O objetivo da DPU era tentar manter a continuidade dos serviços à população, posto que centenas de cidades ficarão sem médicos com a partida dos profissionais cubanos - Karina Zambrana/ASCOM
O objetivo da DPU era tentar manter a continuidade dos serviços à população, posto que centenas de cidades ficarão sem médicos com a partida dos profissionais cubanos Imagem: Karina Zambrana/ASCOM

Do UOL, em São Paulo

23/11/2018 16h47

A Justiça Federal recusou, na última quinta-feira (22), um pedido da Defensoria Pública da União (DPU) para que fossem mantidas as regras do programa Mais Médicos e para que houvesse uma abertura de inscrições para médicos estrangeiros de qualquer nacionalidade. O objetivo da DPU era tentar manter a continuidade dos serviços à população, posto que centenas de cidades ficarão sem médicos com a partida dos profissionais cubanos.

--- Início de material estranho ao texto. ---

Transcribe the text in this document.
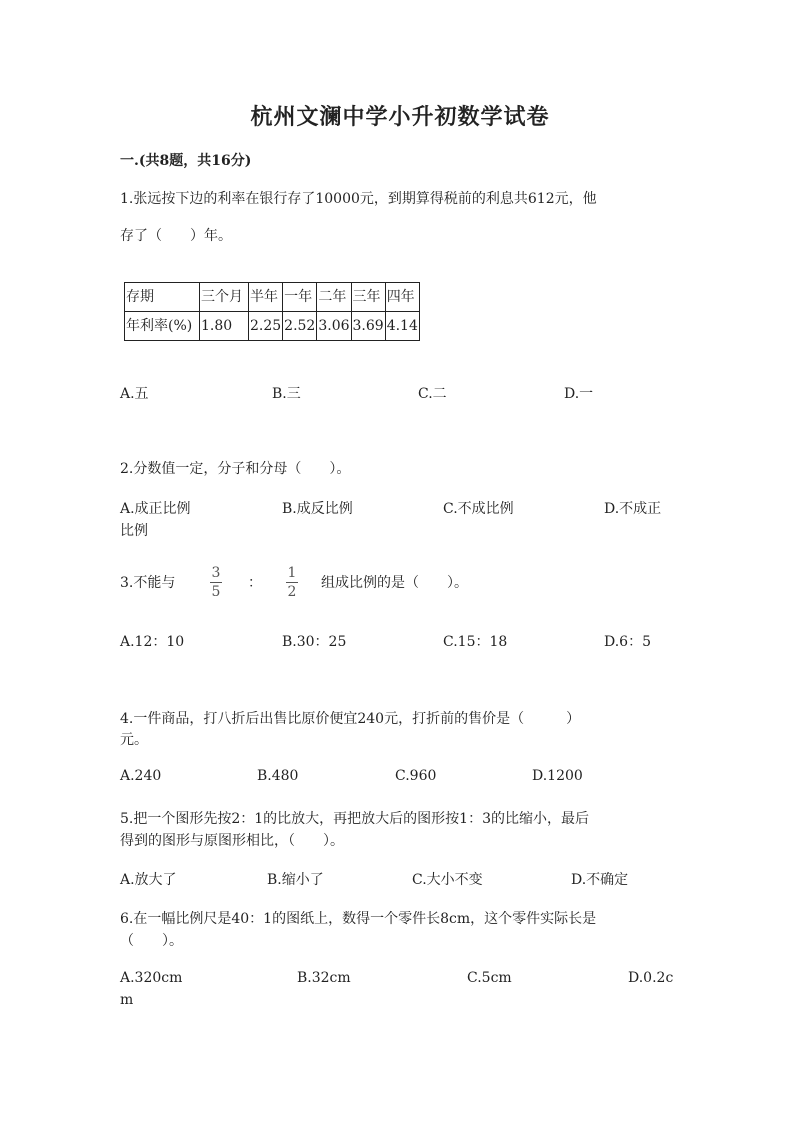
杭州文澜中学小升初数学试卷
一.(共8题，共16分)
1.张远按下边的利率在银行存了10000元，到期算得税前的利息共612元，他
存了（　　）年。
存期	三个月	半年	一年	二年	三年	四年
年利率(%)	1.80	2.25	2.52	3.06	3.69	4.14
A.五	B.三	C.二	D.一
2.分数值一定，分子和分母（　　）。
A.成正比例	B.成反比例	C.不成比例	D.不成正
比例
3.不能与
3
5
：
1
2
组成比例的是（　　）。
A.12：10	B.30：25	C.15：18	D.6：5
4.一件商品，打八折后出售比原价便宜240元，打折前的售价是（　　　）
元。
A.240	B.480	C.960	D.1200
5.把一个图形先按2：1的比放大，再把放大后的图形按1：3的比缩小，最后
得到的图形与原图形相比，（　　）。
A.放大了	B.缩小了	C.大小不变	D.不确定
6.在一幅比例尺是40：1的图纸上，数得一个零件长8cm，这个零件实际长是
（　　）。
A.320cm	B.32cm	C.5cm	D.0.2c
m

“O pedido de tutela de urgência em caráter antecedente à Ação Civil Pública visa evitar que ‘a população atendida seja prejudicada com a saída abrupta de milhares de médicos sem que a União previamente promova medidas efetivas de modo a repor imediatamente o quantitativo de médicos que estão em vias de deixar o programa’”, disse a DPU em nota.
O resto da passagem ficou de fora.